The hint button can be still used even when the user has selected to use the "Original" mode. The program will apply the currently active algorithm(s) and show a hint if any are possible. If not the users only recourse is to guessing or the "Show answer" button.

Hint algorithms

The program uses two algorithms to create logical puzzles and provide hints. Algorithm 1 is always used, but Algorithm 2 is optional.

Minestein: symbol for hint

The standard analysis method - "Algorithm 1" simply examines the counts for the exposed cells to see if they can be accounted for by their neighbours. For example if a cell has a mine count of 2 and is touching exactly one flagged cell and exactly one hidden cell, then the hidden cell must be a mine.

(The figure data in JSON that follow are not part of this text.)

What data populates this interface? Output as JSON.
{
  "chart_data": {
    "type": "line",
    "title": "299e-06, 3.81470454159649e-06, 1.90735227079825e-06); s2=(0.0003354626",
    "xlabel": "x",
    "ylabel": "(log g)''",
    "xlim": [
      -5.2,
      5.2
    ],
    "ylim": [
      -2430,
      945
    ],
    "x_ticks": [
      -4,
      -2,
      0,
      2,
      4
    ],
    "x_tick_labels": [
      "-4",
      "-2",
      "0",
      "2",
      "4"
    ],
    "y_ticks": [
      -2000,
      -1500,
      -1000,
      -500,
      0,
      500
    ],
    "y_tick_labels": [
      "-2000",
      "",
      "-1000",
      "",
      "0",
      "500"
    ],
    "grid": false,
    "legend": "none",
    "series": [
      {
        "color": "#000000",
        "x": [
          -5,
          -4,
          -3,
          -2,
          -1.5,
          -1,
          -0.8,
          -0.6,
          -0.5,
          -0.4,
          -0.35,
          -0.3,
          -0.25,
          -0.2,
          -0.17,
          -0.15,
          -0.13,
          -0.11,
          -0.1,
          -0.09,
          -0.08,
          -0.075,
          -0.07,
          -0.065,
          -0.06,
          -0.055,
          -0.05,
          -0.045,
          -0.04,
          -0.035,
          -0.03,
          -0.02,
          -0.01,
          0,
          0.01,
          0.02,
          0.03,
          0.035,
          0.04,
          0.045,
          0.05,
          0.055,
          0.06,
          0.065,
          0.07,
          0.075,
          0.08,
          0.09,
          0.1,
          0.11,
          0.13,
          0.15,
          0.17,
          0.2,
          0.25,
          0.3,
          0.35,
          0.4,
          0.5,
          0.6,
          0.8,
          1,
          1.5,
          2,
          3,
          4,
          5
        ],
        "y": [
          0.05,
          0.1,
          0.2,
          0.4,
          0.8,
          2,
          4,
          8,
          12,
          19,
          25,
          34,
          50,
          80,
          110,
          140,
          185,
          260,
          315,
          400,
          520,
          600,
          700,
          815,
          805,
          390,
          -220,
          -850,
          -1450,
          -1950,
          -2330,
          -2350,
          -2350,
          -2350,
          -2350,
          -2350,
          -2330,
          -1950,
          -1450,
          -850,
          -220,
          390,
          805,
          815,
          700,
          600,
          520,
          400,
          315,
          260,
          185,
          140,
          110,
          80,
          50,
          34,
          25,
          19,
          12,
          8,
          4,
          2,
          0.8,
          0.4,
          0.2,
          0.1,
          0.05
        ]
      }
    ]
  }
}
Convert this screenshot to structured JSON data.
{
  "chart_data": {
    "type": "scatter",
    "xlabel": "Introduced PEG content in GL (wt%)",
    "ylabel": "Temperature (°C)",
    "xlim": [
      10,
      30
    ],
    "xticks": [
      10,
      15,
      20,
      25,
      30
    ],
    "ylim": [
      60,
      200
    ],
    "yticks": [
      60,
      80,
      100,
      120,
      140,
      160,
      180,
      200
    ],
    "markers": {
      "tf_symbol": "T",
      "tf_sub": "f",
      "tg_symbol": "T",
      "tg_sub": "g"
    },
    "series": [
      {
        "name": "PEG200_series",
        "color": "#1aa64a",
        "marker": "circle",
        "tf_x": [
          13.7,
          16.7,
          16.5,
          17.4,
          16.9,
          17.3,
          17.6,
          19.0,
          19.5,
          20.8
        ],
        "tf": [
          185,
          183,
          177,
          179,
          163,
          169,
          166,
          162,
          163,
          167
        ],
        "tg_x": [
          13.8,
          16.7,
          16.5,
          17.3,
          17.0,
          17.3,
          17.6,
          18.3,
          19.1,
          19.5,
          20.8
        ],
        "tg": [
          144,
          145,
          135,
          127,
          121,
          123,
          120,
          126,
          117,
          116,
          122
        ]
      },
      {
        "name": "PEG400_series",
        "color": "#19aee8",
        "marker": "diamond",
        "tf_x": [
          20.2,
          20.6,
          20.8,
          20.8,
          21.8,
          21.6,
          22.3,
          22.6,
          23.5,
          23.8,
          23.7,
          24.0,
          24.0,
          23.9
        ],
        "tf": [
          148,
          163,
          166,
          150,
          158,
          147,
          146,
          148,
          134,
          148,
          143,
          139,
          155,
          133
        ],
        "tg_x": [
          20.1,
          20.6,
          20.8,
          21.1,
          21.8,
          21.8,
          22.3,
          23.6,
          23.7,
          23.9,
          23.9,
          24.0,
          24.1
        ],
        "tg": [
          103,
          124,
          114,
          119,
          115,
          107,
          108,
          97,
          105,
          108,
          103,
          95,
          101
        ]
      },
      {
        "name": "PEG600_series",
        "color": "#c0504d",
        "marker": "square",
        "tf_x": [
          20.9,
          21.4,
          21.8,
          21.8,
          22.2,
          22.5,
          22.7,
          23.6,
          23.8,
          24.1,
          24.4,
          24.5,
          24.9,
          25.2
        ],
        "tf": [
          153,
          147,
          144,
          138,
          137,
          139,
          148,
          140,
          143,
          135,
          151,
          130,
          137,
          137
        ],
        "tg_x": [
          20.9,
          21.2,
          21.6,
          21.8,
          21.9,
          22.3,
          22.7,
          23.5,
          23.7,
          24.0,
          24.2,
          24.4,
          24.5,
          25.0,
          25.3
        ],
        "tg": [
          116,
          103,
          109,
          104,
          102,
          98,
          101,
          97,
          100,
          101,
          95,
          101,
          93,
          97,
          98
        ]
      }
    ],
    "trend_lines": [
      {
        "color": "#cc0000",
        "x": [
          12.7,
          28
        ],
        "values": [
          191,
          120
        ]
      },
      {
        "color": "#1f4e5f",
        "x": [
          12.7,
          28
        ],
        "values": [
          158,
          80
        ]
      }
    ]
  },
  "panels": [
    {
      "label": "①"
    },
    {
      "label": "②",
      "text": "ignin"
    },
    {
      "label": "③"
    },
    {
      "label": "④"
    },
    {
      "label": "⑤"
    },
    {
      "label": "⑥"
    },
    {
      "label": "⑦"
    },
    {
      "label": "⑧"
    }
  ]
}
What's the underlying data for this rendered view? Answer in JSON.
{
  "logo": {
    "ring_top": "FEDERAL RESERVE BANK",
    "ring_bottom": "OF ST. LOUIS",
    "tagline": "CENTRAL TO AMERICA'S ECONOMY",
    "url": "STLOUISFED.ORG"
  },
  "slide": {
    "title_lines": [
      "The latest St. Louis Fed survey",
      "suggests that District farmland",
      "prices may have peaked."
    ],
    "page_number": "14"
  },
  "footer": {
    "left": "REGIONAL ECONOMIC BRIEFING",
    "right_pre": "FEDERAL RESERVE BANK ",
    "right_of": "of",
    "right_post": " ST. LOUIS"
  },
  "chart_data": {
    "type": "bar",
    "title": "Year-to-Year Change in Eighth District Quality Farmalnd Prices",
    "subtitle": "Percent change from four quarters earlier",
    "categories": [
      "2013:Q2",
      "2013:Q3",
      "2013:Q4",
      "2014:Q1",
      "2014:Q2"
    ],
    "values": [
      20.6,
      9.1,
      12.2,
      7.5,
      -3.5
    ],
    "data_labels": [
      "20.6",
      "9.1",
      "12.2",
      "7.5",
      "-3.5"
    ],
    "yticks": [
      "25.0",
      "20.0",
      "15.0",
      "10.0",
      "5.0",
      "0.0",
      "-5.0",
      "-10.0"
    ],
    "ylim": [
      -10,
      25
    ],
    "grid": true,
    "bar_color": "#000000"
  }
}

Minestein: symbol for hint

Algorithm 2 is a "brute force" method. It tries every possible pattern of mines around each hidden cell to see which patterns are compatible with the flagged cells and the mine counts shown in the exposed cells. Then for these compatible patterns it checks to see if any particular cell is consistently either mined or unmined. If so, then that consistent state must be its correct solution. As an example of the process: if a cell has four hidden cells near to it, then there will be 24 = 16 possible arrangements of mines: 0000, 0001, 0010, 0011, 0100, 0101, 0110,... 1111; where 1 represents mined and 0 unmined. The program fills the 4 hidden cells with each of these 16 patterns in turn and checks the results. If it finds the consistency described above, it will have solved a cell. When this algorithm is switched on any hints that require it are shown as "??".